At last he came. She rose with a great sense of relief.
"Let me take your books," he said.
"I have done with them," she answered.
And without another word he led the way to his own room.
They took their accustomed seats.
"I am sorry I could not meet you," he said. "I hope you do not think me rude. Some wretched people turned up at the last moment, and wanted to see everything. Just look at the room!"
Every cabinet seemed to have been ransacked, and treasures of all kinds were lying about in most admired disorder. Lorrimer looked round him desperately, and pushed his hat back from his forehead. Ideala smiled. It was so like him to forget he had it on.
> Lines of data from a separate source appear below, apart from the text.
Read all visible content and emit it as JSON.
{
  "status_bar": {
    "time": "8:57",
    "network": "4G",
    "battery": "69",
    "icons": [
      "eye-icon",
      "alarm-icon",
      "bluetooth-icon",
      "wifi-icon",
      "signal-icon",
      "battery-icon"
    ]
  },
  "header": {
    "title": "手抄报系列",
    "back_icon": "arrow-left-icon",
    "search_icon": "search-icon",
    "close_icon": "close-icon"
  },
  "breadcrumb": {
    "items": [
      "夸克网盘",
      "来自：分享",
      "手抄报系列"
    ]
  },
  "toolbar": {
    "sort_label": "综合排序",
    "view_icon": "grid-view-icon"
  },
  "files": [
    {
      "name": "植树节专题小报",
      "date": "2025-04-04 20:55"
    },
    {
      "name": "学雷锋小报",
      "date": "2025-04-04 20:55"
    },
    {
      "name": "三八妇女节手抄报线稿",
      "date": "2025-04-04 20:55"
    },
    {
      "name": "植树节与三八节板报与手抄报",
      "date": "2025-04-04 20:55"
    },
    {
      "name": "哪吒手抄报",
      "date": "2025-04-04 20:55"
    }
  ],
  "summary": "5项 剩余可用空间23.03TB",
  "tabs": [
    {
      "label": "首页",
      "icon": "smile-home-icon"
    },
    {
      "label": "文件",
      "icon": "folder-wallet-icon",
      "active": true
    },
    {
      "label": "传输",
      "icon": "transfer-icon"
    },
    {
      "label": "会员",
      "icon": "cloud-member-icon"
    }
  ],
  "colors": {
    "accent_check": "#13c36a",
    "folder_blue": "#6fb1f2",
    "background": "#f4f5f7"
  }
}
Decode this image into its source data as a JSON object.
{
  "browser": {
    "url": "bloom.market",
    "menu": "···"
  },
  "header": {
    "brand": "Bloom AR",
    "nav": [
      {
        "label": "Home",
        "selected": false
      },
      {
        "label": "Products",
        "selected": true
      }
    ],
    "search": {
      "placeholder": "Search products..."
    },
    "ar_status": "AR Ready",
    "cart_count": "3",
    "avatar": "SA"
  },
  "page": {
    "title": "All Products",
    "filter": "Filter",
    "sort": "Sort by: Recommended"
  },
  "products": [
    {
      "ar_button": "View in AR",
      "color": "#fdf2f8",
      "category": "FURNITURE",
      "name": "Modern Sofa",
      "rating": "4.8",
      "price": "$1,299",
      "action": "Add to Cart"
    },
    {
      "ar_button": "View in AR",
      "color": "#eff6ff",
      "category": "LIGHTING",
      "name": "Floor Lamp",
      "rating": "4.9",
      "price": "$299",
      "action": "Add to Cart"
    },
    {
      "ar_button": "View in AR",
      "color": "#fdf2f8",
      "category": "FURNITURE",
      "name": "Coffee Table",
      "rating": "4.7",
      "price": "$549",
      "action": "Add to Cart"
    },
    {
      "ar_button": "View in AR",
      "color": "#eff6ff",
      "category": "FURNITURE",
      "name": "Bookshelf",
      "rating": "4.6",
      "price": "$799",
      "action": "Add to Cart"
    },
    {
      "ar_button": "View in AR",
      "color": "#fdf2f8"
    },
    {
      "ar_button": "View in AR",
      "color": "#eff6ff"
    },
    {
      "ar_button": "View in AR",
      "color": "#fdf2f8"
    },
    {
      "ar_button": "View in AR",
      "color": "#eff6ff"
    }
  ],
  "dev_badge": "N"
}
Outside a heavy thundercloud gathered and darkened the room. Presently big drops of rain splashed against the window, and it began to lighten. Long claps of thunder rolled and muttered incessantly away in the distance, and every now and then one would burst directly above them, as it seemed, with splendid effect.
Lorrimer looked up at the window straight before him, and played with a pen; and Ideala, half turning her back to him, sat silent also, watching the storm.
There were some high houses opposite of which only the upper storeys were visible. Two children were playing in a dangerous position at an open window in one of them. Above the houses a strip of sky, heavy and dark and changeful, was all that showed. Ideala felt cold and faint. The long fast and fatigue were beginning to tell upon her. She was nervous, too; the silence was oppressive, but she could not break it. She felt some inexplicable change in her relations with Lorrimer which made it impossible to speak. Furtively she watched him, trying to discover if he felt it too. The look of age was on his face, and it was clouded with discontent. Anxiously she sought some sign of sickness to account for it. But, no. There was no trace of physical suffering; the trouble was mental.